Abilities such as: context analysis and interpretation; decision-making skills; working collaboratively with diverse disciplinary expertise; understanding and managing sensory relationships between mind and artifacts; and recognizing and using themes and tools of qualitative social research will be evaluated.

The ability to clearly and effectively present and discuss the choices made and projects developed is considered a relevant element of the training that the laboratory promotes among students, as an indispensable component in the processes that attend the definition and implementation of complex project programs.

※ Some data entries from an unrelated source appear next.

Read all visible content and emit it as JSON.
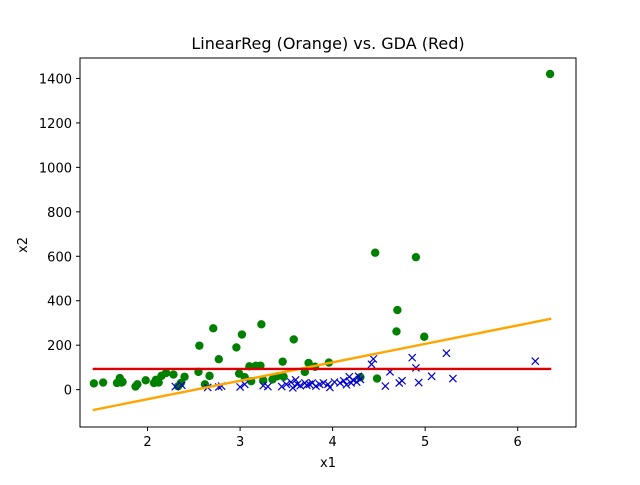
{
  "chart_data": {
    "type": "scatter",
    "title": "LinearReg (Orange) vs. GDA (Red)",
    "xlabel": "x1",
    "ylabel": "x2",
    "xlim": [
      1.27,
      6.63
    ],
    "ylim": [
      -168,
      1492
    ],
    "x_ticks": [
      {
        "value": 2,
        "label": "2"
      },
      {
        "value": 3,
        "label": "3"
      },
      {
        "value": 4,
        "label": "4"
      },
      {
        "value": 5,
        "label": "5"
      },
      {
        "value": 6,
        "label": "6"
      }
    ],
    "y_ticks": [
      {
        "value": 0,
        "label": "0"
      },
      {
        "value": 200,
        "label": "200"
      },
      {
        "value": 400,
        "label": "400"
      },
      {
        "value": 600,
        "label": "600"
      },
      {
        "value": 800,
        "label": "800"
      },
      {
        "value": 1000,
        "label": "1000"
      },
      {
        "value": 1200,
        "label": "1200"
      },
      {
        "value": 1400,
        "label": "1400"
      }
    ],
    "grid": false,
    "legend": "none",
    "series": [
      {
        "marker": "circle",
        "color": "#008000",
        "points": [
          [
            1.42,
            28
          ],
          [
            1.52,
            32
          ],
          [
            1.67,
            30
          ],
          [
            1.7,
            52
          ],
          [
            1.72,
            32
          ],
          [
            1.73,
            35
          ],
          [
            1.87,
            14
          ],
          [
            1.89,
            24
          ],
          [
            1.98,
            42
          ],
          [
            2.07,
            30
          ],
          [
            2.09,
            44
          ],
          [
            2.12,
            32
          ],
          [
            2.15,
            62
          ],
          [
            2.2,
            75
          ],
          [
            2.28,
            68
          ],
          [
            2.33,
            15
          ],
          [
            2.36,
            30
          ],
          [
            2.4,
            58
          ],
          [
            2.55,
            80
          ],
          [
            2.56,
            198
          ],
          [
            2.62,
            24
          ],
          [
            2.67,
            62
          ],
          [
            2.71,
            276
          ],
          [
            2.77,
            137
          ],
          [
            2.96,
            190
          ],
          [
            2.99,
            72
          ],
          [
            3.02,
            248
          ],
          [
            3.05,
            56
          ],
          [
            3.1,
            105
          ],
          [
            3.12,
            38
          ],
          [
            3.17,
            107
          ],
          [
            3.22,
            108
          ],
          [
            3.23,
            294
          ],
          [
            3.25,
            42
          ],
          [
            3.35,
            46
          ],
          [
            3.4,
            60
          ],
          [
            3.46,
            126
          ],
          [
            3.47,
            58
          ],
          [
            3.58,
            226
          ],
          [
            3.7,
            80
          ],
          [
            3.74,
            120
          ],
          [
            3.81,
            103
          ],
          [
            3.96,
            122
          ],
          [
            4.3,
            56
          ],
          [
            4.46,
            616
          ],
          [
            4.48,
            50
          ],
          [
            4.9,
            596
          ],
          [
            4.7,
            358
          ],
          [
            4.69,
            262
          ],
          [
            4.99,
            238
          ],
          [
            6.35,
            1420
          ]
        ]
      },
      {
        "marker": "x",
        "color": "#0000cc",
        "points": [
          [
            2.3,
            14
          ],
          [
            2.37,
            20
          ],
          [
            2.65,
            10
          ],
          [
            2.77,
            12
          ],
          [
            2.8,
            16
          ],
          [
            3.0,
            12
          ],
          [
            3.05,
            24
          ],
          [
            3.25,
            18
          ],
          [
            3.3,
            14
          ],
          [
            3.45,
            14
          ],
          [
            3.5,
            24
          ],
          [
            3.55,
            34
          ],
          [
            3.57,
            8
          ],
          [
            3.6,
            44
          ],
          [
            3.62,
            24
          ],
          [
            3.65,
            18
          ],
          [
            3.7,
            30
          ],
          [
            3.72,
            20
          ],
          [
            3.75,
            24
          ],
          [
            3.78,
            30
          ],
          [
            3.82,
            16
          ],
          [
            3.86,
            24
          ],
          [
            3.9,
            30
          ],
          [
            3.95,
            24
          ],
          [
            3.97,
            10
          ],
          [
            4.02,
            34
          ],
          [
            4.08,
            30
          ],
          [
            4.12,
            40
          ],
          [
            4.15,
            22
          ],
          [
            4.18,
            58
          ],
          [
            4.2,
            30
          ],
          [
            4.22,
            44
          ],
          [
            4.26,
            34
          ],
          [
            4.28,
            60
          ],
          [
            4.3,
            46
          ],
          [
            4.42,
            114
          ],
          [
            4.44,
            138
          ],
          [
            4.57,
            16
          ],
          [
            4.62,
            80
          ],
          [
            4.72,
            30
          ],
          [
            4.75,
            40
          ],
          [
            4.86,
            144
          ],
          [
            4.9,
            98
          ],
          [
            4.93,
            32
          ],
          [
            5.07,
            60
          ],
          [
            5.23,
            164
          ],
          [
            5.3,
            50
          ],
          [
            6.19,
            128
          ]
        ]
      }
    ],
    "lines": [
      {
        "color": "#ffa500",
        "x": [
          1.42,
          6.35
        ],
        "y": [
          -91,
          318
        ]
      },
      {
        "color": "#dd0000",
        "x": [
          1.42,
          6.35
        ],
        "y": [
          93,
          93
        ]
      }
    ]
  }
}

The exercises (Project Work) are carried out by students divided into groups.

The grade for each student will be individual and expressed by a single grade whose weighted average of grades of individual teachings and will be defined as follows:

Public Interest Design (50% of final lab grade)

Applied Anthropology for Design (25% of the final lab grade)

Technological Design Culture (25% of the final lab grade)

Individual participation in lectures, project works and presentations will also be evaluated. The final laboratory grade, which is individual for each student, will be assigned at the end of the oral examination of the teaching of Public Interest Design, which can be sustained after obtaining the grades, at least sufficient (18/30) of Applied Anthropology for Design and Technological Design Culture.

Grades for all teachings and the overall grade for the lab are given in thirtieths. A minimum grade of 18/30 is required for each of the teachings. The maximum grade is 30 cum laude.